Le entrate tributarie e i trasferimenti risultano in crescita, ma risultano insufficienti a coprire la spesa di parte corrente.
Ma al segnale positivo (i cittadini pagano regolarmente le imposte e che il Comune dispone di una base relativamente stabile di risorse correnti) affianco un dato negativo: più di 100.000 euro di spese di parte corrente sono finanziate da entrate in conto capitale (male, molto male!).
Diversa la situazione delle entrate in conto capitale, destinate agli investimenti e spesso legate a contributi statali o regionali (come quelli del PNRR).
A metà anno risultano inferiori alle previsioni.
Questo ritardo è comprensibile: molti interventi non sono ancora stati avviati o i fondi non sono stati formalmente richiesti. In sostanza le risorse esistono sulla carta, ma non si sono ancora trasformate in liquidità disponibile.
Le uscite a metà anno ammontavano a circa 3,92 milioni di euro, con una forte prevalenza della spesa corrente rispetto agli investimenti. È una dinamica normale nei bilanci comunali: stipendi del personale, servizi e gestione ordinaria rappresentano quasi sempre la quota principale della spesa.
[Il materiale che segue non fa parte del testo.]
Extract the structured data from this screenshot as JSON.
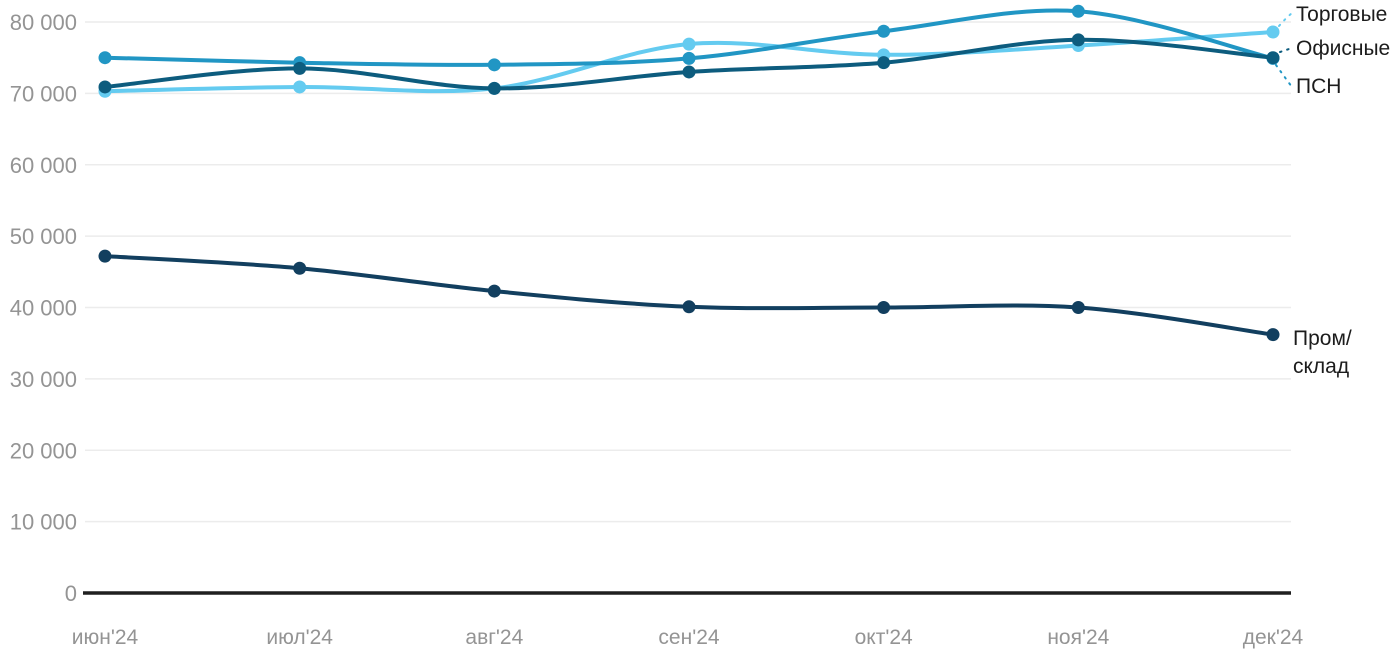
{
  "chart_data": {
    "type": "line",
    "title": "",
    "xlabel": "",
    "ylabel": "",
    "categories": [
      "июн'24",
      "июл'24",
      "авг'24",
      "сен'24",
      "окт'24",
      "ноя'24",
      "дек'24"
    ],
    "yticks": [
      {
        "value": 0,
        "label": "0"
      },
      {
        "value": 10000,
        "label": "10 000"
      },
      {
        "value": 20000,
        "label": "20 000"
      },
      {
        "value": 30000,
        "label": "30 000"
      },
      {
        "value": 40000,
        "label": "40 000"
      },
      {
        "value": 50000,
        "label": "50 000"
      },
      {
        "value": 60000,
        "label": "60 000"
      },
      {
        "value": 70000,
        "label": "70 000"
      },
      {
        "value": 80000,
        "label": "80 000"
      }
    ],
    "ylim": [
      0,
      83500
    ],
    "grid": true,
    "legend_position": "end-of-line-labels",
    "series": [
      {
        "name": "Торговые",
        "slug": "torgovye",
        "color": "#64cbf0",
        "values": [
          70300,
          70900,
          70700,
          76900,
          75400,
          76700,
          78600
        ]
      },
      {
        "name": "Офисные",
        "slug": "ofisnye",
        "color": "#0d5c7e",
        "values": [
          70900,
          73500,
          70700,
          73000,
          74300,
          77500,
          75000
        ]
      },
      {
        "name": "ПСН",
        "slug": "psn",
        "color": "#2196c4",
        "values": [
          75000,
          74300,
          74000,
          74900,
          78700,
          81500,
          74900
        ]
      },
      {
        "name": "Пром/склад",
        "slug": "prom-sklad",
        "color": "#123f5f",
        "values": [
          47200,
          45500,
          42300,
          40100,
          40000,
          40000,
          36200
        ],
        "label_lines": [
          "Пром/",
          "склад"
        ]
      }
    ],
    "colors": {
      "grid_line": "#ececec",
      "axis_line": "#1f1f1f",
      "tick_text": "#949494",
      "label_text": "#1c1c1c"
    }
  }
}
Gli investimenti, invece, tendono a concentrarsi nella seconda parte dell’anno, quando i progetti entrano nella fase operativa.
Il fondo di cassa è passato da 2,34 milioni a marzo a 3,35 milioni a giugno, senza ricorrere ad anticipazioni di tesoreria. Anche questo è un segnale positivo: il Comune riesce a coprire le proprie spese senza dover ricorrere a forme di finanziamento temporaneo.
Il risultato di amministrazione presunto al 31 dicembre 2025 è pari a circa 1,63 milioni di euro. Questo avanzo, però, non è completamente disponibile. Circa 1,33 milioni risultano vincolati o accantonati, mentre poco più di 300 mila euro sono effettivamente utilizzabili.
La parte accantonata serve a coprire possibili rischi futuri (come crediti di dubbia esigibilità o eventuali contenziosi), mentre quella vincolata è destinata a progetti specifici o è soggetta a vincoli normativi. In pratica, anche con un avanzo positivo, lo spazio reale per nuove iniziative resta limitato.
Nel frattempo la giunta ha approvato lo schema di bilancio 2026, mentre (al momento in cui sto prestando i miei polpastrelli a questa tastiera) non ho trovato la convocazione del Consiglio comunale per la sua discussione.
Dai dati emerge un’impostazione più ambiziosa rispetto all’anno precedente. Le principali voci di spesa previste sono: servizi istituzionali e gestione del Comune per circa 1,7 milioni di euro, istruzione e diritto allo studio per circa 3 milioni, cultura per oltre 1,5 milioni con una riduzione significativa prevista negli anni successivi, e sport e tempo libero per circa 124 mila euro con investimenti limitati.
È inoltre previsto un nuovo mutuo da 1,5 milioni di euro, una scelta che va monitorata con attenzione come ogni decisione che introduce nuovo indebitamento.
Il bilancio è formalmente in equilibrio, ma mostra la volontà di concentrare investimenti significativi in un solo anno.
Con l’avvicinarsi delle elezioni comunali del 2027, è una dinamica che merita attenzione. Se le entrate o la liquidità non dovessero seguire le previsioni, la gestione della cassa potrebbe diventare più delicata.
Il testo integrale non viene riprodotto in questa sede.